A quartic polynomial is a type of polynomial equation where the highest degree of the variable is four.
This means the equation takes the form \( ax^4 + bx^3 + cx^2 + dx + e = 0 \) where \( a eq 0 \).
Quartic polynomials can be more challenging to solve due to their higher degree compared to quadratic or cubic equations.
One might need to use different techniques such as factoring, substitution, or numerical methods in some cases.
In the exercise provided, the quartic polynomial is \( x^4 - 11x^2 + 10 = 0 \).
Notice that the equation has no cubic or linear terms, simplifying the task of solving it substantially.

Quadratic substitution is a method used to simplify solving higher-degree polynomials by turning them into more manageable quadratic equations.
This is particularly useful for polynomial equations that show a clear pattern or can be restructured into a quadratic form.
For the equation \( x^4 - 11x^2 + 10 = 0 \), a substitution such as \( y = x^2 \) is applied.
This substitution leads to a simpler equation \( y^2 - 11y + 10 = 0 \).

• Recognize patterns where a substitution will ease solving the equation.
• Apply the substitution uniformly across the equation.
• Transform the equation back using the original variable once the substituted variable is solved.

This transition into a quadratic form facilitates easier factoring and solution finding.

Factoring is a method used to solve quadratic equations by expressing them as a product of simpler binomial expressions.
Factoring provides simpler solutions, particularly when roots are rational or integers.
For \( y^2 - 11y + 10 = 0 \), this equation was factored by identifying two numbers that multiply to 10 and add to -11, which are -1 and -10.
The factored form is \((y - 1)(y - 10) = 0 \).
Once factored, set each component \( y - 1 = 0 \) or \( y - 10 = 0 \) to solve for \( y \).
This gives roots \( y = 1 \) and \( y = 10 \), which relate back to our original variable after substitution reversal.
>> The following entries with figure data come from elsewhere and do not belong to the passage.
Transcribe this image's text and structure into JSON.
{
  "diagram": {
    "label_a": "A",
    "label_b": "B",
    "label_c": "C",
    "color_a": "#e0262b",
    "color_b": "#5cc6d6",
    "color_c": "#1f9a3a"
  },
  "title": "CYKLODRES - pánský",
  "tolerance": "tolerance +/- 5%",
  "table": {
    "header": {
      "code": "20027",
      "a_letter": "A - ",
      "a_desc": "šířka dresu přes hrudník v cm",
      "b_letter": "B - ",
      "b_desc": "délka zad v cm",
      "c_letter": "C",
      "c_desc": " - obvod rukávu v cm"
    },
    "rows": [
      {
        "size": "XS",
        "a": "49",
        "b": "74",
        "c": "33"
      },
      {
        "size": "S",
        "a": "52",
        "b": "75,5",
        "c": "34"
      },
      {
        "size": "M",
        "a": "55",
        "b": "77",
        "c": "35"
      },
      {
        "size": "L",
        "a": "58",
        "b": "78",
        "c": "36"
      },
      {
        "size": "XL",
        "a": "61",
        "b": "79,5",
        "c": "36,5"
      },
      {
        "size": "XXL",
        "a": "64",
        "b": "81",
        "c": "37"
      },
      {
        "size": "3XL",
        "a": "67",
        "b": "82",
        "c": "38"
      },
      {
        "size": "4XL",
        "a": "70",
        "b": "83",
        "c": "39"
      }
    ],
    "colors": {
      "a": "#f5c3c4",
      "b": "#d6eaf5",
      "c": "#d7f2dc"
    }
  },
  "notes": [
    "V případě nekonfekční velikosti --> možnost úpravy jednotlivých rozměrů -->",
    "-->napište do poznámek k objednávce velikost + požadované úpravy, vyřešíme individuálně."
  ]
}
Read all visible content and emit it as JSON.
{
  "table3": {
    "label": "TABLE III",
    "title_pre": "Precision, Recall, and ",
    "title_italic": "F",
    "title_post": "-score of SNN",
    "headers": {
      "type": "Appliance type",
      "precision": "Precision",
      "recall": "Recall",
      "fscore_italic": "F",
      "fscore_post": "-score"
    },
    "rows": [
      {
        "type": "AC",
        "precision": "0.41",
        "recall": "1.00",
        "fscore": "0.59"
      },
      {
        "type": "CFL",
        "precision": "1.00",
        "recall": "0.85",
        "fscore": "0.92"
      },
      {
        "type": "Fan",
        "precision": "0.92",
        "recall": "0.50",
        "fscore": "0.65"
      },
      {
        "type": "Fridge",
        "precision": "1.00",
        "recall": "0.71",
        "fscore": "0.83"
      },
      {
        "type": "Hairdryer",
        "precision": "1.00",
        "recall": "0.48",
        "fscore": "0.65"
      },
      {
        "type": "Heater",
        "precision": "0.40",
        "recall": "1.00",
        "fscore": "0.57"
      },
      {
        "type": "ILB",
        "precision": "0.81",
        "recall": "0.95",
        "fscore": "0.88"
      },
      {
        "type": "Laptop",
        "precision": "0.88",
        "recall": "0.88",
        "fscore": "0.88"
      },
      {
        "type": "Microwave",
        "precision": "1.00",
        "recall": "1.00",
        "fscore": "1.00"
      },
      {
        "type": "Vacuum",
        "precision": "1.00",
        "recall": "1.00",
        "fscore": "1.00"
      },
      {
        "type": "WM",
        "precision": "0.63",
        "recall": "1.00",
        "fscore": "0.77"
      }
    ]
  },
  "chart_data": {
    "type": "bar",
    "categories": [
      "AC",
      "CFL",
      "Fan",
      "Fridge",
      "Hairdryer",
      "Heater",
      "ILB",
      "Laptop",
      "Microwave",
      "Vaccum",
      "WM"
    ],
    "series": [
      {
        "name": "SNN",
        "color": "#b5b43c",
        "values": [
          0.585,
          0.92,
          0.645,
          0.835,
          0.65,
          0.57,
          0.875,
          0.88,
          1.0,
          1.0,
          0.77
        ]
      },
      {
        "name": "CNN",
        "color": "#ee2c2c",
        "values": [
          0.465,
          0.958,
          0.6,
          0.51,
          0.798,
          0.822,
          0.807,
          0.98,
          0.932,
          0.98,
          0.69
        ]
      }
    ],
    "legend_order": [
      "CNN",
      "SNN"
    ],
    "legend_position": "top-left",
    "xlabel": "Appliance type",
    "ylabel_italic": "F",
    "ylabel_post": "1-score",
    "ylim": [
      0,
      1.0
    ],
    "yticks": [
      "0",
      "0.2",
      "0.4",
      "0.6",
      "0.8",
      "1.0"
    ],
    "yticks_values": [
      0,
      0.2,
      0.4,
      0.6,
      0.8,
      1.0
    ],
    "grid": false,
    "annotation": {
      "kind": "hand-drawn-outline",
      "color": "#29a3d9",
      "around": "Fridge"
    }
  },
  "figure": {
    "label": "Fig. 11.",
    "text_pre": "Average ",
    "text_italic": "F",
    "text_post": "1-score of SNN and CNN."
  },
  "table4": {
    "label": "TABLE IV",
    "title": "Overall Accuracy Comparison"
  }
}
The complex plane is a way of representing complex numbers graphically.
It involves visualizing real numbers as lying on a horizontal axis (real axis) and imaginary numbers on a vertical axis (imaginary axis).
This visualization allows easy comprehension of complex numbers, encompassing both real and imaginary components.
In this context, the solutions \( \pm 1 \) and \( \pm \sqrt{10} \) are entirely real, hence they lie on the real axis of the complex plane.
The complex plane helps to understand not only real solutions but also potential complex solutions where imaginary components are non-zero.
Even if solutions are real, placing them in a complex plane frames them within the broader and more comprehensive view of complex numbers.